Num pequeno período de férias, em dezembro passado, fui à biblioteca do hotel em que estava hospedado com a família, quando encontrei “Réquiem: Uma Alucinação”, livro de A.Tabucchi escrito pelo italiano, originalmente, em língua portuguesa. As poucas páginas do romance foram lidas com voracidade e entusiasmo crescente a cada página. Nem me lembrava que na juventude eu fui o que designavam ‘rato de biblioteca`. O tempo passa depressa demais e fiquei com a impressão de que havia descoberto um escritor para ficar em minha vida de leitor indisciplinado.
Lembro-me que quando conheci o escritor pernambucano Hermilo Borba Filho, no final da déc. de 70/início dos 80, foi uma alegria similar. Queria ler tudo, ter todos os livros. Assim também com o judeu-sefardin, búlgaro, Elias Canetti. Com Santa Teresa D’Ávila, com Emily Dickinson, com Paul Auster… Era como “se não tivesse livro novo” deste(a) ou daquele(a) escritor(a) não estivesse feliz.
Com Antonio, repete-se este meu hábito (vício?) de conhecer, apaixonar-me pela leitura e querer ter (ler) tudo de um escritor –
nem sempre se lê o que se compra, de pronto – pois, afinal, o objeto livro é como uma prataria, dizia um certo francês, não se usa todo dia (discordo dos que pensam, ao visitar minha biblioteca, que tenho a obrigação de ter lido os mais de 3mil livros aqui reunidos). Uma outra coisa que me marcou todo tempo, de meus bem vividos cinquenta-e-oito anos, é que o desaparecimento (a passagem) de um escritor é como se fosse a perda de um ente querido, um parente, um próximo. Foi assim com Clarice, com Quintana, com o Érico, com Hermilo, com Ítalo Calvino e tantos outros.
Tendo conhecido Antonio, depois que a morte o levou, ficarei procurando livros dele em português, italiano, inglês (no meu Kindle no meu tablet Android) por todo o sempre, sem que jamais o possa vê-lo atuando neste planeta de provações.
Alguém já disse que os personagens de um escritor amado são como amigos íntimos. Com eles se conversa em silêncio, eles aparecem em sonhos, eles são exemplos quando o leitor está diante de um desafio cotidiano. É, pois, como se Antonio aqui estivesse. É também como se entre nós um “pacto” se estabelecesse silenciosamente.

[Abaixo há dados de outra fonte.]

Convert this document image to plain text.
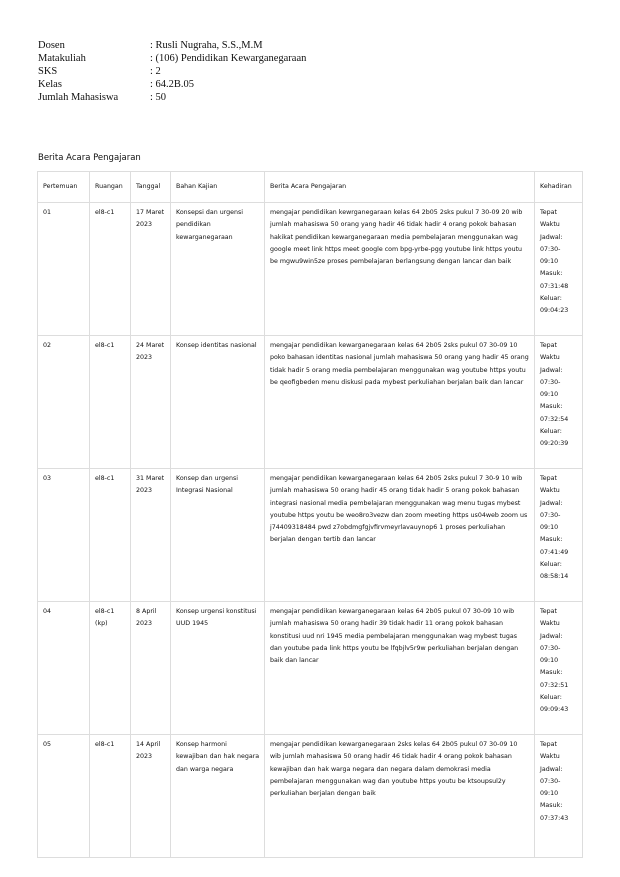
Dosen	: Rusli Nugraha, S.S.,M.M
Matakuliah	: (106) Pendidikan Kewarganegaraan
SKS	: 2
Kelas	: 64.2B.05
Jumlah Mahasiswa	: 50
Berita Acara Pengajaran
Pertemuan	Ruangan	Tanggal	Bahan Kajian	Berita Acara Pengajaran	Kehadiran
01	el8-c1	17 Maret 2023	Konsepsi dan urgensi pendidikan kewarganegaraan	mengajar pendidikan kewrganegaraan kelas 64 2b05 2sks pukul 7 30-09 20 wib jumlah mahasiswa 50 orang yang hadir 46 tidak hadir 4 orang pokok bahasan hakikat pendidikan kewarganegaraan media pembelajaran menggunakan wag google meet link https meet google com bpg-yrbe-pgg youtube link https youtu be mgwu9win5ze proses pembelajaran berlangsung dengan lancar dan baik	Tepat Waktu Jadwal: 07:30-09:10 Masuk: 07:31:48 Keluar: 09:04:23
02	el8-c1	24 Maret 2023	Konsep identitas nasional	mengajar pendidikan kewarganegaraan kelas 64 2b05 2sks pukul 07 30-09 10 poko bahasan identitas nasional jumlah mahasiswa 50 orang yang hadir 45 orang tidak hadir 5 orang media pembelajaran menggunakan wag youtube https youtu be qeofigbeden menu diskusi pada mybest perkuliahan berjalan baik dan lancar	Tepat Waktu Jadwal: 07:30-09:10 Masuk: 07:32:54 Keluar: 09:20:39
03	el8-c1	31 Maret 2023	Konsep dan urgensi Integrasi Nasional	mengajar pendidikan kewarganegaraan kelas 64 2b05 2sks pukul 7 30-9 10 wib jumlah mahasiswa 50 orang hadir 45 orang tidak hadir 5 orang pokok bahasan integrasi nasional media pembelajaran menggunakan wag menu tugas mybest youtube https youtu be weo8ro3vezw dan zoom meeting https us04web zoom us j74409318484 pwd z7obdmgfgjvfirvmeyrlavauynop6 1 proses perkuliahan berjalan dengan tertib dan lancar	Tepat Waktu Jadwal: 07:30-09:10 Masuk: 07:41:49 Keluar: 08:58:14
04	el8-c1 (kp)	8 April 2023	Konsep urgensi konstitusi UUD 1945	mengajar pendidikan kewarganegaraan kelas 64 2b05 pukul 07 30-09 10 wib jumlah mahasiswa 50 orang hadir 39 tidak hadir 11 orang pokok bahasan konstitusi uud nri 1945 media pembelajaran menggunakan wag mybest tugas dan youtube pada link https youtu be lfqbjlv5r9w perkuliahan berjalan dengan baik dan lancar	Tepat Waktu Jadwal: 07:30-09:10 Masuk: 07:32:51 Keluar: 09:09:43
05	el8-c1	14 April 2023	Konsep harmoni kewajiban dan hak negara dan warga negara	mengajar pendidikan kewarganegaraan 2sks kelas 64 2b05 pukul 07 30-09 10 wib jumlah mahasiswa 50 orang hadir 46 tidak hadir 4 orang pokok bahasan kewajiban dan hak warga negara dan negara dalam demokrasi media pembelajaran menggunakan wag dan youtube https youtu be ktsoupsul2y perkuliahan berjalan dengan baik	Tepat Waktu Jadwal: 07:30-09:10 Masuk: 07:37:43
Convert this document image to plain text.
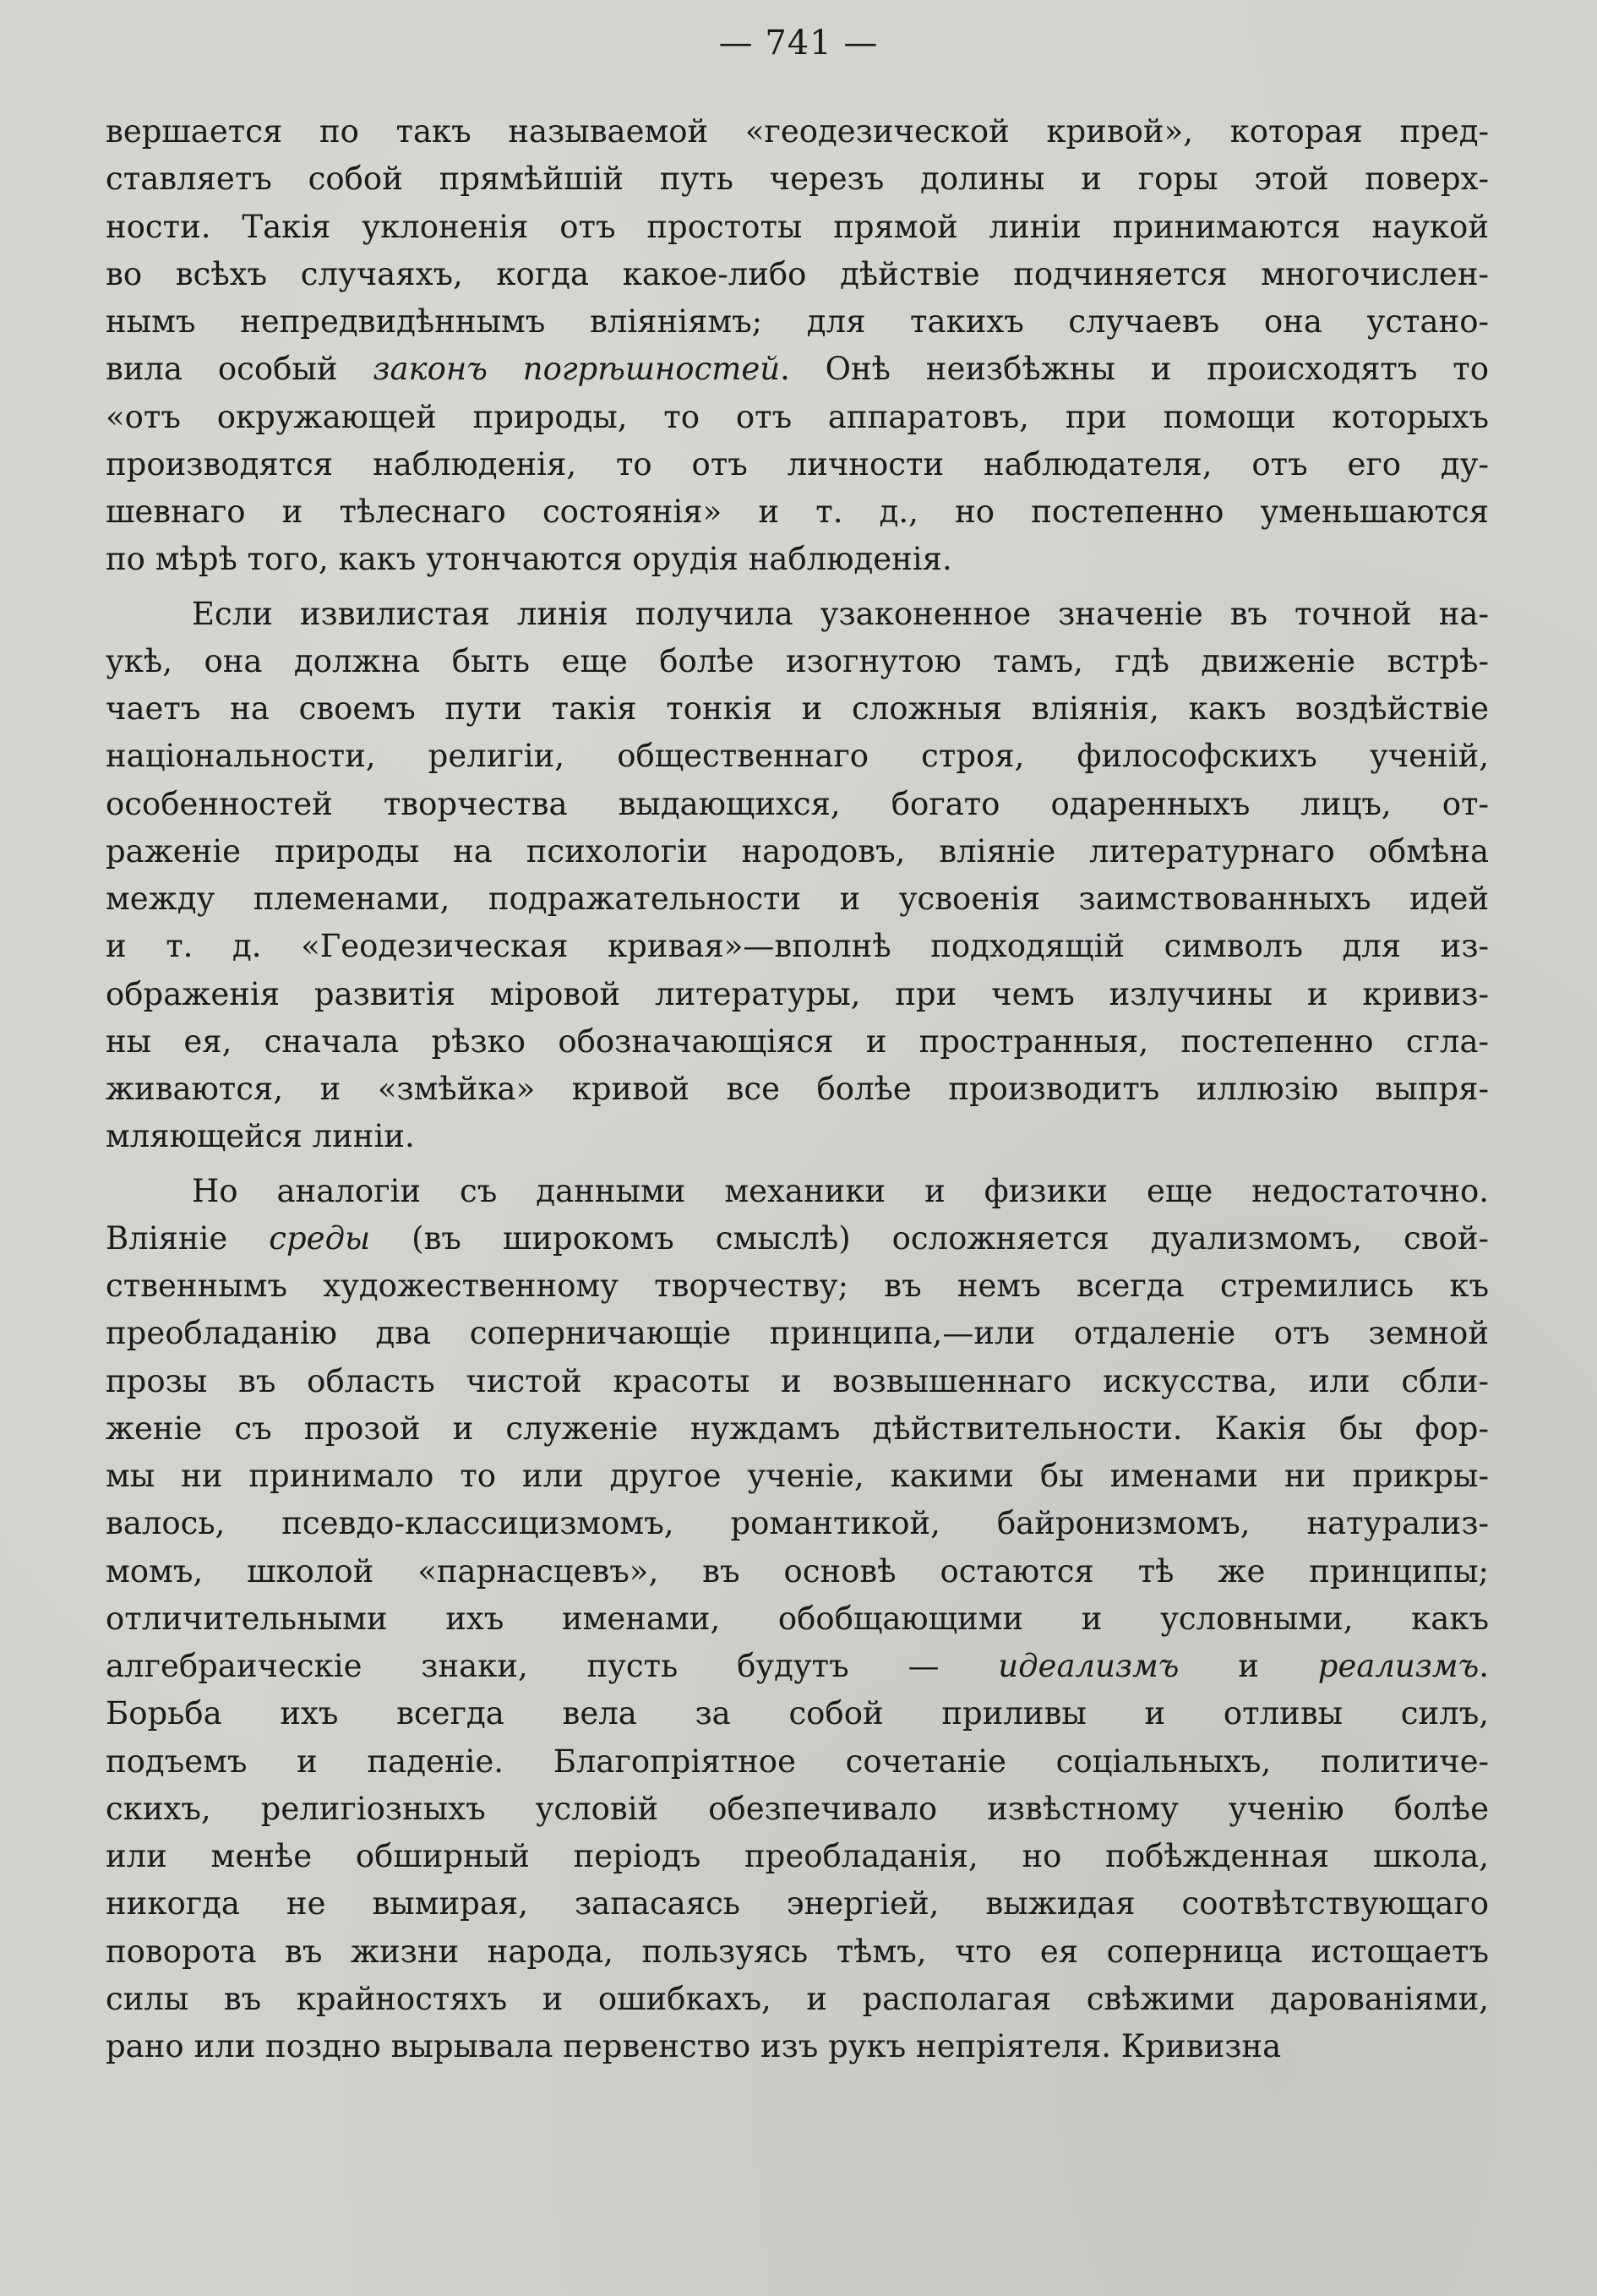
— 741 —
вершается по такъ называемой «геодезической кривой», которая пред-
ставляетъ собой прямѣйшій путь черезъ долины и горы этой поверх-
ности. Такія уклоненія отъ простоты прямой линіи принимаются наукой
во всѣхъ случаяхъ, когда какое-либо дѣйствіе подчиняется многочислен-
нымъ непредвидѣннымъ вліяніямъ; для такихъ случаевъ она устано-
вила особый законъ погрѣшностей. Онѣ неизбѣжны и происходятъ то
«отъ окружающей природы, то отъ аппаратовъ, при помощи которыхъ
производятся наблюденія, то отъ личности наблюдателя, отъ его ду-
шевнаго и тѣлеснаго состоянія» и т. д., но постепенно уменьшаются
по мѣрѣ того, какъ утончаются орудія наблюденія.
Если извилистая линія получила узаконенное значеніе въ точной на-
укѣ, она должна быть еще болѣе изогнутою тамъ, гдѣ движеніе встрѣ-
чаетъ на своемъ пути такія тонкія и сложныя вліянія, какъ воздѣйствіе
національности, религіи, общественнаго строя, философскихъ ученій,
особенностей творчества выдающихся, богато одаренныхъ лицъ, от-
раженіе природы на психологіи народовъ, вліяніе литературнаго обмѣна
между племенами, подражательности и усвоенія заимствованныхъ идей
и т. д. «Геодезическая кривая»—вполнѣ подходящій символъ для из-
ображенія развитія міровой литературы, при чемъ излучины и кривиз-
ны ея, сначала рѣзко обозначающіяся и пространныя, постепенно сгла-
живаются, и «змѣйка» кривой все болѣе производитъ иллюзію выпря-
мляющейся линіи.
Но аналогіи съ данными механики и физики еще недостаточно.
Вліяніе среды (въ широкомъ смыслѣ) осложняется дуализмомъ, свой-
ственнымъ художественному творчеству; въ немъ всегда стремились къ
преобладанію два соперничающіе принципа,—или отдаленіе отъ земной
прозы въ область чистой красоты и возвышеннаго искусства, или сбли-
женіе съ прозой и служеніе нуждамъ дѣйствительности. Какія бы фор-
мы ни принимало то или другое ученіе, какими бы именами ни прикры-
валось, псевдо-классицизмомъ, романтикой, байронизмомъ, натурализ-
момъ, школой «парнасцевъ», въ основѣ остаются тѣ же принципы;
отличительными ихъ именами, обобщающими и условными, какъ
алгебраическіе знаки, пусть будутъ — идеализмъ и реализмъ.
Борьба ихъ всегда вела за собой приливы и отливы силъ,
подъемъ и паденіе. Благопріятное сочетаніе соціальныхъ, политиче-
скихъ, религіозныхъ условій обезпечивало извѣстному ученію болѣе
или менѣе обширный періодъ преобладанія, но побѣжденная школа,
никогда не вымирая, запасаясь энергіей, выжидая соотвѣтствующаго
поворота въ жизни народа, пользуясь тѣмъ, что ея соперница истощаетъ
силы въ крайностяхъ и ошибкахъ, и располагая свѣжими дарованіями,
рано или поздно вырывала первенство изъ рукъ непріятеля. Кривизна
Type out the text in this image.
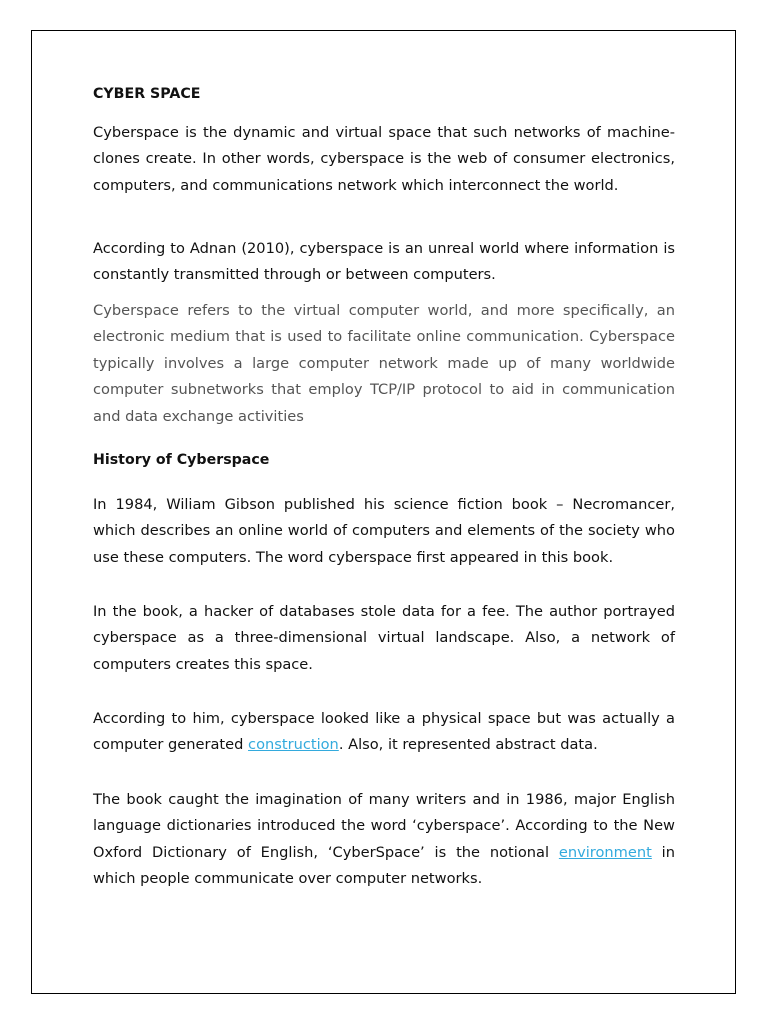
CYBER SPACE

Cyberspace is the dynamic and virtual space that such networks of machine-clones create. In other words, cyberspace is the web of consumer electronics, computers, and communications network which interconnect the world.

According to Adnan (2010), cyberspace is an unreal world where information is constantly transmitted through or between computers.

Cyberspace refers to the virtual computer world, and more specifically, an electronic medium that is used to facilitate online communication. Cyberspace typically involves a large computer network made up of many worldwide computer subnetworks that employ TCP/IP protocol to aid in communication and data exchange activities

History of Cyberspace

In 1984, Wiliam Gibson published his science fiction book – Necromancer, which describes an online world of computers and elements of the society who use these computers. The word cyberspace first appeared in this book.

In the book, a hacker of databases stole data for a fee. The author portrayed cyberspace as a three-dimensional virtual landscape. Also, a network of computers creates this space.

According to him, cyberspace looked like a physical space but was actually a computer generated construction. Also, it represented abstract data.

The book caught the imagination of many writers and in 1986, major English language dictionaries introduced the word ‘cyberspace’. According to the New Oxford Dictionary of English, ‘CyberSpace’ is the notional environment in which people communicate over computer networks.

Ficam os livros à cabeceira ou na pasta para que sempre voltemos a conversar. Ele tendo escrito nas páginas. Eu,de cá, falando em silêncio as palavras que ele descobriu comunicar, gravar para sempre num livro.
Fico sabendo que Tabucchi amava Portugal e seus escritores, que aprendeu português para melhor conhecer a literatura construída na língua de Camões. A paixão primeira tendo sido o poeta Fernando Pessoa, a cidade que amou e por onde andou e eternizou em Réquiem sendo a capital portuguesa – a nossa “Lisboa dos manjericos”. Não tenho o Réquiem em mãos para citar algum dos muitos trechos saborosíssimos em que Lisboa está no centro, em que até o diário do futebol é lido, em que a sombra do que somos se materializa num sonho. O sonho que é a ficção.
De volta a Goiânia, comecei a minha busca por outros livros de A.T. Os sebos do centro da cidade não tinham nada. A Estante Virtual me pedia muitos dias para entrega. Não aguentaria tanta espera. Achei o “Noturno Indiano”numa livraria de shopping. Comprei-o. Leituras rápidas, os dois livros me levaram a Fnac, onde encontrei “O Tempo Envelhece Depressa”e, na Saraiva, “Autobiografie Altrui: Poetiche a posteriori”(que vou lendo devagar e com o apoio do dicionário italiano-português da martins fontes).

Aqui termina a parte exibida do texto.